Price trends downward in late August and reaches a low 2 days before the chart pattern begins. That brief dip is what I call undershoot, where the stock is so excited as it drops, it dips below the beginning of the chart pattern within 2 weeks of its start. I ignore brief dips and overshoot—a brief rise within 2 weeks of the pattern's start—when determining the trend start (see the Glossary for details) leading to a chart pattern. Price overshooting or undershooting the formation start is common in many chart pattern types.

How does a broadening bottom differ from a broadening top? A broadening bottom has price trending downward into the start of the pattern; a broadening top has price trending up. The difference is arbitrary. I made the distinction thinking that the two might behave differently.
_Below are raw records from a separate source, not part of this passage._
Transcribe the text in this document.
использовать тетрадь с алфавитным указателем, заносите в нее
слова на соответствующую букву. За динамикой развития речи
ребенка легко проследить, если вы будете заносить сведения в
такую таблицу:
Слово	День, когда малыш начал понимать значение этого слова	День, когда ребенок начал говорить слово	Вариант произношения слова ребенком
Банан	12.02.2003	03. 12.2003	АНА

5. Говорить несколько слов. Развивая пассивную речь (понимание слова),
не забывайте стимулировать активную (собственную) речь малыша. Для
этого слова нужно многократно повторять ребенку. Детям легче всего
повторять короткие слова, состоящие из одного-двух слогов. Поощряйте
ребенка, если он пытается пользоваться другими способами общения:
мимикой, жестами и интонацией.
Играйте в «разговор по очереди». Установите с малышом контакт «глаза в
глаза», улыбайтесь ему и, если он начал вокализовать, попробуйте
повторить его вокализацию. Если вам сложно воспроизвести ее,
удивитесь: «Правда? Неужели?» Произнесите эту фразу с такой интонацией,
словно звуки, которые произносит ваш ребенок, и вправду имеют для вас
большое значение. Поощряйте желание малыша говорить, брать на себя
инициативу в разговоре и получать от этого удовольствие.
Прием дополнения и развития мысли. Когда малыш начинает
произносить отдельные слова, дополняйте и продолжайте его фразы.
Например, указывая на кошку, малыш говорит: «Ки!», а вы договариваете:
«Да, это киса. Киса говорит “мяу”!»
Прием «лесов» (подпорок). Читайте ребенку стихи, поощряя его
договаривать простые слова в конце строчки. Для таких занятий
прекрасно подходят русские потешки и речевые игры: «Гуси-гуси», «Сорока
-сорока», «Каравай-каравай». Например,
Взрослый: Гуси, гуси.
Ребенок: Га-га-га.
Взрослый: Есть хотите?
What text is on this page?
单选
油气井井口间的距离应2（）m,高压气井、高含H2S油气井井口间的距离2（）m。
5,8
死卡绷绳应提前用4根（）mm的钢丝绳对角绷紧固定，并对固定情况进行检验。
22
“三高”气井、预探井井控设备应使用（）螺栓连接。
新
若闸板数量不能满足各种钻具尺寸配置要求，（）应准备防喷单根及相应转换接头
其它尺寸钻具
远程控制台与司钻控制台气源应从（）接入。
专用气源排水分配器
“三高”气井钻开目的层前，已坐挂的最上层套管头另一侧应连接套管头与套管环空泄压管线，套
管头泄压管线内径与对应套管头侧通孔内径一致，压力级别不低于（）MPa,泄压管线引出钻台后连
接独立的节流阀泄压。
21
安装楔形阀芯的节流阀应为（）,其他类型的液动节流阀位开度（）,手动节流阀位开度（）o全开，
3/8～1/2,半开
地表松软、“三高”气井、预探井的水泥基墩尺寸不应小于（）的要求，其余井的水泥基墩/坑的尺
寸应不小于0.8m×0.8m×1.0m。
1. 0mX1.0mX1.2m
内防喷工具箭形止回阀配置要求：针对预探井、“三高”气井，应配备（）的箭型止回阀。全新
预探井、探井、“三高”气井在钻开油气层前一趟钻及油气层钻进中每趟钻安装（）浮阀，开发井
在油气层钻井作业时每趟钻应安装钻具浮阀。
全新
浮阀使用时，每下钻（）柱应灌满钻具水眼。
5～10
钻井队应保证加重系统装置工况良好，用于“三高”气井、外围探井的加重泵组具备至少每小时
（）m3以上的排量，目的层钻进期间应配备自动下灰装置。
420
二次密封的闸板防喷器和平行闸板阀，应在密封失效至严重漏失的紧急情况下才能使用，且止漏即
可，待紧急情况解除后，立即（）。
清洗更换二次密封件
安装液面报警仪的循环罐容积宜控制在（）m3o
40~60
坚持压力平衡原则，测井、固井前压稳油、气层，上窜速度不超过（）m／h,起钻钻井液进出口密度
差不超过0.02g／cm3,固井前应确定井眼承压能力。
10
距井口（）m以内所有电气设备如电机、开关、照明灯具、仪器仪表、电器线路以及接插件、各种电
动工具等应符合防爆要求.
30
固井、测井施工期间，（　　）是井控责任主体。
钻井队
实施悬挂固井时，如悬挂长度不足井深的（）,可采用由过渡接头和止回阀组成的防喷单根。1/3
Figure 8.1 A broadening bottom, specifically a five‐point reversal, so‐called because of the five touchpoints: two minor lows (the even numbers) and three minor highs (the odd numbers).

If you ignore undershoot in this case, the broadening bottom appears at the bottom of the downtrend, hence the pattern is a broadening bottom and not a top.

This particular chart pattern shows a partial decline which correctly predicts an upward and immediate breakout. Price moves down from 26 to 24.50, reverses course, and shoots out the top. The stock reached a high of 38.50 just over a year later.